The flavors of Telangana coming alive during Sankranti

G GOWTHAM
Every year in mid-January, telangana transforms into a bright sight of colours, flavours, and noises as the state celebrates the four-day sankranti Festival. sankranti, which marks the beginning of the harvest season, is a time to celebrate the new crop with family and friends.

Mitesh Lohiya, director of Sales and Marketing at gold Drop, expresses his delight, noting, "A few days into the new year, and it's already sankranti, which represents cleansing and renewal." temple visits, colourful rangolis, and a range of foods today represent Telangana's unique cultural melting pot. Flying kites from the rooftop with family and friends transforms the sky into a canvas for colour and imagination. And the actual taste of the celebration is unquestionably the meals made at gold Drop in Telangana."

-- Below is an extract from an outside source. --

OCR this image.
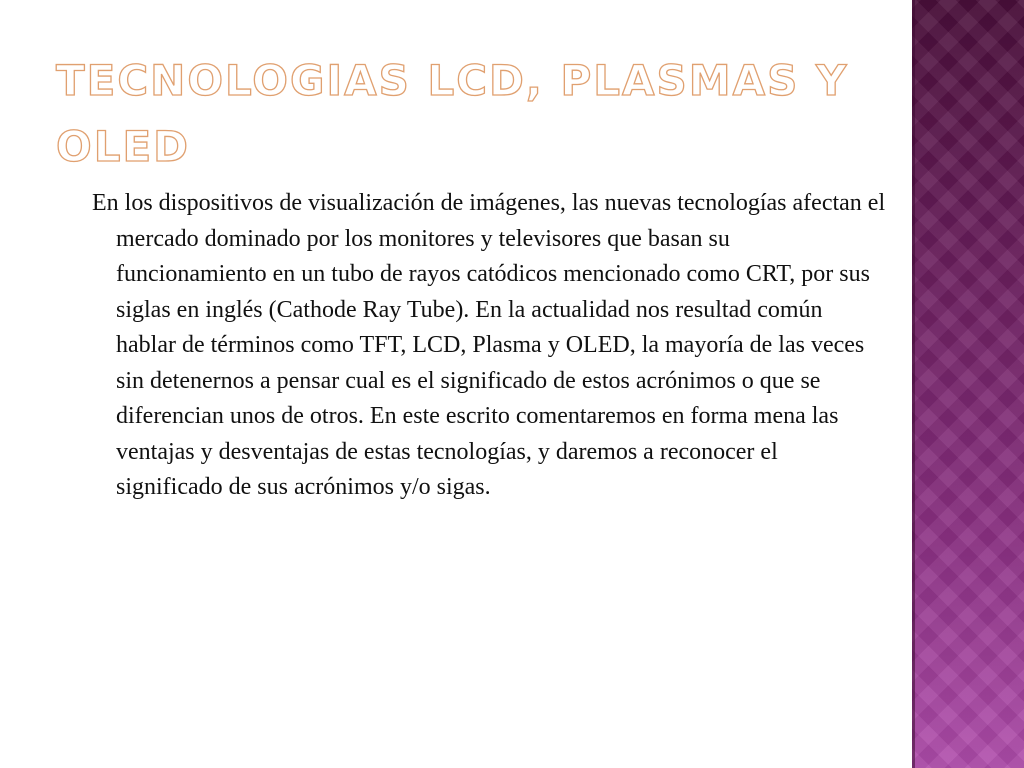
TECNOLOGIAS LCD, PLASMAS Y OLED

En los dispositivos de visualización de imágenes, las nuevas tecnologías afectan el mercado dominado por los monitores y televisores que basan su funcionamiento en un tubo de rayos catódicos mencionado como CRT, por sus siglas en inglés (Cathode Ray Tube). En la actualidad nos resultad común hablar de términos como TFT, LCD, Plasma y OLED, la mayoría de las veces sin detenernos a pensar cual es el significado de estos acrónimos o que se diferencian unos de otros. En este escrito comentaremos en forma mena las ventajas y desventajas de estas tecnologías, y daremos a reconocer el significado de sus acrónimos y/o sigas.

Sankranti, which welcomes in longer days and warmer weather, is also known as Pongal, Lohri, and Uttarayan in India. Sankranti's four days - Bhogi, sankranti, Kanuma, and Mukkanuma - are a gourmet feast, providing a diverse culinary experience.

Celebrating sankranti with telugu cuisine is a tribute to flavour, texture, and heritage. Pongal, a rice and lentil dish cooked with milk, jaggery, and ghee, is one of the specialties to try. It's served hot with a dollop of butter and chutney.

Sakinalu, a crispy and crunchy snack, is a telangana speciality that is served in great amounts during the celebration. ariselu is a sweet and soft dessert prepared from rice flour, jaggery, and ghee that is flattened into a disc, cooked in oil, and then sprinkled with sesame seeds before being eaten hot or cold. Coconut Kajjikayalu, a sweet pastry from Andhra Pradesh, is filled with shredded coconut and sugar and deep-fried till golden and crispy.

Chakli, a crunchy and spicy snack, is created of rice flour, sesame seeds, cumin seeds, and red chilli powder. Chekkalu, a typical fried snack prepared with rice flour, chana dal, and spices, is crispy, flavorful, and addicting.